Por tanto, el concepto y el ejercicio de la soberanía que practican los Estados debe sufrir y, de hecho, está sufriendo, modificaciones sustanciales. Y la tarea implica, no obstante, los habituales recelos de muchos Estados que no observan con buenos ojos más formas de participación internacional que la suya. El planeta no puede esperarnos más y las conciencias de Occidente deben al fin despertar. Para ello, no cabe duda de que el concepto clásico de soberanía debe ser superado en la búsqueda de soluciones más ágiles y abiertas que garanticen los derechos de los ciudadanos. En el camino, subsisten los mismos debates y conceptos de siempre: soberanía, nacionalismos, derechos individuales y colectivos, principios democráticos, identidades nacionales, desarrollo sostenible... Creo que a todos nos toca pronunciarnos sobre dos alternativas que se presentan bastante claras: un sistema internacional y un modelo de Estado basados en el mero ejercicio de la soberanía por los poderes públicos y en el sentido unilateralmente determinado por éstos, o bien una fórmula, similar a la que actualmente práctica la UE, pero sustancialmente mejorada, en la cual sean los individuos y todos los poderes públicos constitucionalmente reconocidos los que compartan abiertamente márgenes y espacios de soberanía en la defensa y promoción de aquellos valores y objetivos que dignifiquen nuestra existencia y respeten nuestros derechos fundamentales.
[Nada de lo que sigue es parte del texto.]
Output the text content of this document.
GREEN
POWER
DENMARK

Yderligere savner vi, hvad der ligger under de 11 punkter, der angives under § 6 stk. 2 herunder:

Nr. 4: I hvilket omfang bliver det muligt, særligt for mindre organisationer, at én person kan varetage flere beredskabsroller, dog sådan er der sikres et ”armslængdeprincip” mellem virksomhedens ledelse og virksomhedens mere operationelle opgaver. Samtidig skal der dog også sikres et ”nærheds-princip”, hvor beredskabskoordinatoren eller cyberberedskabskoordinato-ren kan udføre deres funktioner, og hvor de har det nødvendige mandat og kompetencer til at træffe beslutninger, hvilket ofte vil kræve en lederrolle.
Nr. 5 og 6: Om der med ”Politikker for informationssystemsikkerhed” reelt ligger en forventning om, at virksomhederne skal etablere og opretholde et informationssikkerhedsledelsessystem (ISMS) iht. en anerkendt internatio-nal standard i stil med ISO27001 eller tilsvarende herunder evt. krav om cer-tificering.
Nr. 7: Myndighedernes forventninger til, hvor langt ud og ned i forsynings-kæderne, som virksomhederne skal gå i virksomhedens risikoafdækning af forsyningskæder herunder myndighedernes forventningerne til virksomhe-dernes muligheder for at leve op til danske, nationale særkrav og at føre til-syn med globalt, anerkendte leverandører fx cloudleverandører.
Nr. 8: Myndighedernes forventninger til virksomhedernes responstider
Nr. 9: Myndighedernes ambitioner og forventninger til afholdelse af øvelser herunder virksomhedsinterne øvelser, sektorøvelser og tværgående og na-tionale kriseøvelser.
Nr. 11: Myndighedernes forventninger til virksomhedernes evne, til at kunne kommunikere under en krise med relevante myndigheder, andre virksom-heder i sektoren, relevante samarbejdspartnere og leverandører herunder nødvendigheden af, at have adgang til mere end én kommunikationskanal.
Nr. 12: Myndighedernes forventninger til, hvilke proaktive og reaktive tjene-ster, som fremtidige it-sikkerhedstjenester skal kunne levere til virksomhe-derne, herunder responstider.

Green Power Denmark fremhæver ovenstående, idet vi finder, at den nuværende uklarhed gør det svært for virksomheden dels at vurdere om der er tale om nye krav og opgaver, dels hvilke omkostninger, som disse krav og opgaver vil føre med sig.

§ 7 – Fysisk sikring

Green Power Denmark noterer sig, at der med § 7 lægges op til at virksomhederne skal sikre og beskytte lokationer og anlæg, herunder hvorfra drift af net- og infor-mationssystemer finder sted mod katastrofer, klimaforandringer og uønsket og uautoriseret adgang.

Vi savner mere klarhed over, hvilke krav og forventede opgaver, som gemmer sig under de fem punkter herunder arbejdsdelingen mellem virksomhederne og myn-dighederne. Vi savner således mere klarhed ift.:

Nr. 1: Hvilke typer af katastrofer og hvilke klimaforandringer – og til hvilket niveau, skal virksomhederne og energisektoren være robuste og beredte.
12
En esta importante tarea es evidente que ni los ciudadanos ni los gobiernos sub-estatales o de naciones sin Estado pueden soslayarse. Se perdería, en tal caso, la oportunidad de acometer una lectura flexible de lo que representa el concepto de soberanía en la actualidad. Al fin y al cabo, la soberanía reside en cada uno de nosotros y es, por tanto, a cada ciudadano a quien corresponde, individual y colectivamente, su democrático ejercicio diario, incluso, por supuesto, frente a sus respectivos Estados en el ámbito internacional. El individuo es titular único y legítimo, mientras que los Estados y demás ámbitos políticos de decisión son meras entidades instrumentales al servicio de los individuos.